Kürt partilerden belediyelerin gasp edilmesine tepki

Kürt Partiler: Kayyum, sadece HDP’nin, Kürdistani seçim ittifakının ve Kürt halkının sorunu değildir; tüm Türkiye halklarının, tüm demokrasi güçlerinin ortak sorunudur.

İçişleri Bakanlığı tarafından Amed Büyükşehir Belediye Eşbaşkanı Selçuk Mızraklı, Mardin Büyükşehir Belediye Eşbaşkanı Ahmet Türk ve Van Büyükşehir Belediye Eşbaşkanı Bedia Özgökçe’nin görevden alınması ve yerlerine AKP’li gaspçının atanmasına tepkiler sürüyor. Halkların Demokratik Partisi’nin yerel seçimler kapsamında ittifak sağladığı, Azadî Hareketi, İnsan ve Özgürlük Partisi (PÎA), Kürt Demokratlar Platformu (KDP), Kürdistan Komünist Partisi (KKP), Devrimci Demokratlar (DDKD) ve Kürdistan Demokrat Partisi Türkiye (TKDP), kayyum atanmalarına karşı HDP Amed İl Binası’nda ortak basın toplantısı düzenledi. Toplantıya Demokratik Toplum Kongresi (DTK) Eşbaşkanı Berdan Öztürk, HDP’li milletvekilleri ve Kürt parti temsilcileri katıldı.

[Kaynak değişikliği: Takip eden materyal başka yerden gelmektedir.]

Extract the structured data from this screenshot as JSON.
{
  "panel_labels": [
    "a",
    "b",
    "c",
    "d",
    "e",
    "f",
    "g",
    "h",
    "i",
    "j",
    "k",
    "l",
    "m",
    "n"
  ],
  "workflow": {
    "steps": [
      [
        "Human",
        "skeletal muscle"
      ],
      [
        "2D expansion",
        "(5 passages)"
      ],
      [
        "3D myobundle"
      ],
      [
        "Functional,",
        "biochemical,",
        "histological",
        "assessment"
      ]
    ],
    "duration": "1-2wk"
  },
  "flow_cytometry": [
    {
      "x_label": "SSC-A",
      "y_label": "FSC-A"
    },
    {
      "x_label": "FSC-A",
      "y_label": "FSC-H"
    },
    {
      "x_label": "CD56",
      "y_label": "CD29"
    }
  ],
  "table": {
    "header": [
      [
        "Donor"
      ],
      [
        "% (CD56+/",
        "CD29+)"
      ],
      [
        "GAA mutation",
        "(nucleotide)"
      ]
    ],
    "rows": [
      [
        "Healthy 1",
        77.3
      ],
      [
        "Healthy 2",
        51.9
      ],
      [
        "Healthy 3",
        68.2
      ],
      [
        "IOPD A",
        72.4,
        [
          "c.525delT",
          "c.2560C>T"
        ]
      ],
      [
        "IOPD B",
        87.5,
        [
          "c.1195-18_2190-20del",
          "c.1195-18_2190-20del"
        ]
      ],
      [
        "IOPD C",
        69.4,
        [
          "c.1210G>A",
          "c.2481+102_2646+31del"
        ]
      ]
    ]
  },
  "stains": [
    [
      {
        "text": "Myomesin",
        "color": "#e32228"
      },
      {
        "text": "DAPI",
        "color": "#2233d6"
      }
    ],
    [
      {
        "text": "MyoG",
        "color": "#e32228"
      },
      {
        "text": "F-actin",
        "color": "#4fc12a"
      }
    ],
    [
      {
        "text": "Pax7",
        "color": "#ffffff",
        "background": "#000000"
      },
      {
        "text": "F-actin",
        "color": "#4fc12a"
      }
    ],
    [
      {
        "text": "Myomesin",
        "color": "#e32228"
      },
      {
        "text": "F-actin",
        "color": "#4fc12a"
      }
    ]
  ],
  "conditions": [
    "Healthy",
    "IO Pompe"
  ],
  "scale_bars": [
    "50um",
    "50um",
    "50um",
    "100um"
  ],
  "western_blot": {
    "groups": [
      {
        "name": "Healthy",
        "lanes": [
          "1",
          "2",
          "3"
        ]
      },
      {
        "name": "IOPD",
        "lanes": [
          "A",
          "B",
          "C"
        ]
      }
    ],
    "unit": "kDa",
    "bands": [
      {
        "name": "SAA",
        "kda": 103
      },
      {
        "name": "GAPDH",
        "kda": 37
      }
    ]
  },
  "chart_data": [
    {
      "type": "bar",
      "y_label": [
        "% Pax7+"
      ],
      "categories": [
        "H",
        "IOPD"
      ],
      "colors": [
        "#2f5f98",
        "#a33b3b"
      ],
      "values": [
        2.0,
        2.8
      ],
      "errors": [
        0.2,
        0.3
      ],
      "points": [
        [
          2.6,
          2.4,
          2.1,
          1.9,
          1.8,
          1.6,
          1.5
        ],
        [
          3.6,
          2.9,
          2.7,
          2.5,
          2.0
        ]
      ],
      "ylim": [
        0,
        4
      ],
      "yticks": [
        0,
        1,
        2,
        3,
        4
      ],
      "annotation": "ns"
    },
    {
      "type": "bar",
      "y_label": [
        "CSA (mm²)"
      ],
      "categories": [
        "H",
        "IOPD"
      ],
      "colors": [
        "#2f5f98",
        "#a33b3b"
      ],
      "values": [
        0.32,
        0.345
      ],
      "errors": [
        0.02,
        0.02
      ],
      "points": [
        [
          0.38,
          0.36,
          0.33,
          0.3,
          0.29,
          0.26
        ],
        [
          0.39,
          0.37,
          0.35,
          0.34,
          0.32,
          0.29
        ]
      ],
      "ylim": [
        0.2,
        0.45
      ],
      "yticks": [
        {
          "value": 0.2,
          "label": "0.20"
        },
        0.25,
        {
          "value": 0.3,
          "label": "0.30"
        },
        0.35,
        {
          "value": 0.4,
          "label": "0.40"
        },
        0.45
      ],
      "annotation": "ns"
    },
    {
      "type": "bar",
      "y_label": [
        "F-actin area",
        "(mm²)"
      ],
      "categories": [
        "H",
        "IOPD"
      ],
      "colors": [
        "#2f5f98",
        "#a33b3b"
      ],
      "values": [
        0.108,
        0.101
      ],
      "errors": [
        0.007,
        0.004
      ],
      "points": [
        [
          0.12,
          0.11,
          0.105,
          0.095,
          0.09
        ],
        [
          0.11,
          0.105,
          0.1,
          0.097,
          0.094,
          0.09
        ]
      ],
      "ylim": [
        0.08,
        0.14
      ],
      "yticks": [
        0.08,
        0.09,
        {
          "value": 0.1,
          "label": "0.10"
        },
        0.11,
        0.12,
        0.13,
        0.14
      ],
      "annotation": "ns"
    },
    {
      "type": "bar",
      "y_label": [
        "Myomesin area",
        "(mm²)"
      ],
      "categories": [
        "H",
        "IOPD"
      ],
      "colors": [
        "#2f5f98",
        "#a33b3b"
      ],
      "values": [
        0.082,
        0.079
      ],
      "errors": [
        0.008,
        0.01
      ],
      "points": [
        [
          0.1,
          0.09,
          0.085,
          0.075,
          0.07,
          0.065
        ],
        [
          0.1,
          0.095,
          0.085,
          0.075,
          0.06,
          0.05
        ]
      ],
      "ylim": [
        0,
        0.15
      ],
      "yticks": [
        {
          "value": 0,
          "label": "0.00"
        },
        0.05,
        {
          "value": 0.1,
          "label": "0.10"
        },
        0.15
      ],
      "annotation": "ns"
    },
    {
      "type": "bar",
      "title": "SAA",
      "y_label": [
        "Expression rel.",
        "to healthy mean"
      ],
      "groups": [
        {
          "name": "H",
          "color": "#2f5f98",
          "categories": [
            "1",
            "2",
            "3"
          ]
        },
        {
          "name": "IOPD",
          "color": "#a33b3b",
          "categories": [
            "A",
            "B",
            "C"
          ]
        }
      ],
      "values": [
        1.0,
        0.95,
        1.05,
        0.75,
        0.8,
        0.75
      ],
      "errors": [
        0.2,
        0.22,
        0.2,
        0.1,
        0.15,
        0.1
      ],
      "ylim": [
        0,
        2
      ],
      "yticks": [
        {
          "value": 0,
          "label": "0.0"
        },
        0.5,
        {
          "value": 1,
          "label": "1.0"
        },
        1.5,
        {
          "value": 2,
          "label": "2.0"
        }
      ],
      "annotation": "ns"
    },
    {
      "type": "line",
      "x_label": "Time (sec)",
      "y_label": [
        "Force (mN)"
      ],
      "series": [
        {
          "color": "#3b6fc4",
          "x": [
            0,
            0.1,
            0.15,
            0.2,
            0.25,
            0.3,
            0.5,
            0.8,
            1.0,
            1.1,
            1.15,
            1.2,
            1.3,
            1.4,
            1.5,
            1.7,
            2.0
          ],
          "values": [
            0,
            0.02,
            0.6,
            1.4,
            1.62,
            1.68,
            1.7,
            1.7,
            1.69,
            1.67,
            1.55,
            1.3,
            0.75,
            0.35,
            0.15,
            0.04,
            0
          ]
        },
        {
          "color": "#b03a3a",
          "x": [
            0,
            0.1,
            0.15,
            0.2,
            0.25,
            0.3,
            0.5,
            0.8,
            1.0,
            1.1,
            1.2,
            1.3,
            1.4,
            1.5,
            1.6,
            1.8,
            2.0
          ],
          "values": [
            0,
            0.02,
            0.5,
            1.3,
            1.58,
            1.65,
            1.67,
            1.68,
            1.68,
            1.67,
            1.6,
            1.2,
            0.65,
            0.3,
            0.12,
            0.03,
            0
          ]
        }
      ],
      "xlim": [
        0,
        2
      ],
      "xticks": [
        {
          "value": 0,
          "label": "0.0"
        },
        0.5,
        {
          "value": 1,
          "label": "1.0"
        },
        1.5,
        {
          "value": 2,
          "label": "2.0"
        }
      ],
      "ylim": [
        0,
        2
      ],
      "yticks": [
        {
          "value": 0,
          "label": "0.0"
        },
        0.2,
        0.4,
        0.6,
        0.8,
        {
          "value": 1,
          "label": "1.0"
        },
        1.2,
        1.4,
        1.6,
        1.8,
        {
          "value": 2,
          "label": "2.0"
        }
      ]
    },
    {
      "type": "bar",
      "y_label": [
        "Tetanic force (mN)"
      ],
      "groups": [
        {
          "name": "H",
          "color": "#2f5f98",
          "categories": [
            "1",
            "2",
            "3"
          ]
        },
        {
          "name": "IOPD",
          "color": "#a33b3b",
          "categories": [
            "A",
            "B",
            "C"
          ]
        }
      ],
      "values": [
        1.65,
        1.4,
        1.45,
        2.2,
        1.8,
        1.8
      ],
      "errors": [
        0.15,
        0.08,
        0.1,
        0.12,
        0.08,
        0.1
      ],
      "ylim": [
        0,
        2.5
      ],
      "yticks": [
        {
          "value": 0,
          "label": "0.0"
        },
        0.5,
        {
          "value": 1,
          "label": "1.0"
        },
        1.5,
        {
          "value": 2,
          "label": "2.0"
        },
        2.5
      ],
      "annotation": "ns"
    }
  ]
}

HALKIN İRADESİNE YAPILAN BİR GASP

KKP Genel Başkanı Sinan Çiftyürek tarafından okunan ortak açıklamada şunlar belirtildi: “Halkın iradesi ile seçilen 3 büyükşehir belediye başkanlarının, İçişleri Bakanlığı’nın gösterdiği gerekçeyle görevden alınıp, bu şekilde yerlerine kayyım atamasını halkın iradesine yapılan bir gasp, hukuka ve demokrasiye yapılmış bir darbe olarak görüyoruz.

2016’dan başlayarak, iki dönemdir başa gelen belediye başkanlarını ekseriyetle, tutarlı hiçbir hukuki gerekçeye dayanmadan görevden alınmaları, yerlerine kayyımların atanmaları, toplumu sivil ve meşru siyasetten, demokrasiden uzaklaştırma çabasıdır. AKP hükümetinin iktidar olduğu günden beri sürekli üzerine vurguladığı halkın iradesinin üstünlüğünü, demokrasi ve adaletin güçlenmesi gerektiği söylemlerini kayyım süreci pratiğiyle kendi ile çeliştiği ve kendi hukukunu çiğnediğini göstermiştir.

AKP iktidarı ortaya koyduğu bu tutum ile demokrasiden umudunu kestiğini göstermiştir. Öyle görünüyor ki Türkiye’de demokrasinin güçlenmesi istenmemektedir. Biz Kürdistani parti ve oluşumlar olarak; bu tür anti-demokratik ve siyasi kararları kınadığımızı ve tanımadığımızı deklare ediyoruz. Bu kayyım kararları Türkiye demokrasisine ve halkımızın iradesine vurulmuş bir darbedir.

Bu sadece HDP’nin, Kürdistani seçim ittifakının ve Kürt halkının sorunu değildir; tüm Türkiye halklarının, tüm demokrasi güçlerinin ortak sorunudur. Bu tutuma karşı suskun kalmak, onaylamaktır. Bizler; uluslararası kamuoyunu, AB Komisyonunu, Avrupa Konseyi Yerel Yönetimler Komitesi’ni ve BM’yi bu anti-demokratik kayyım kararına karşı net tavır almaya çağırıyoruz.”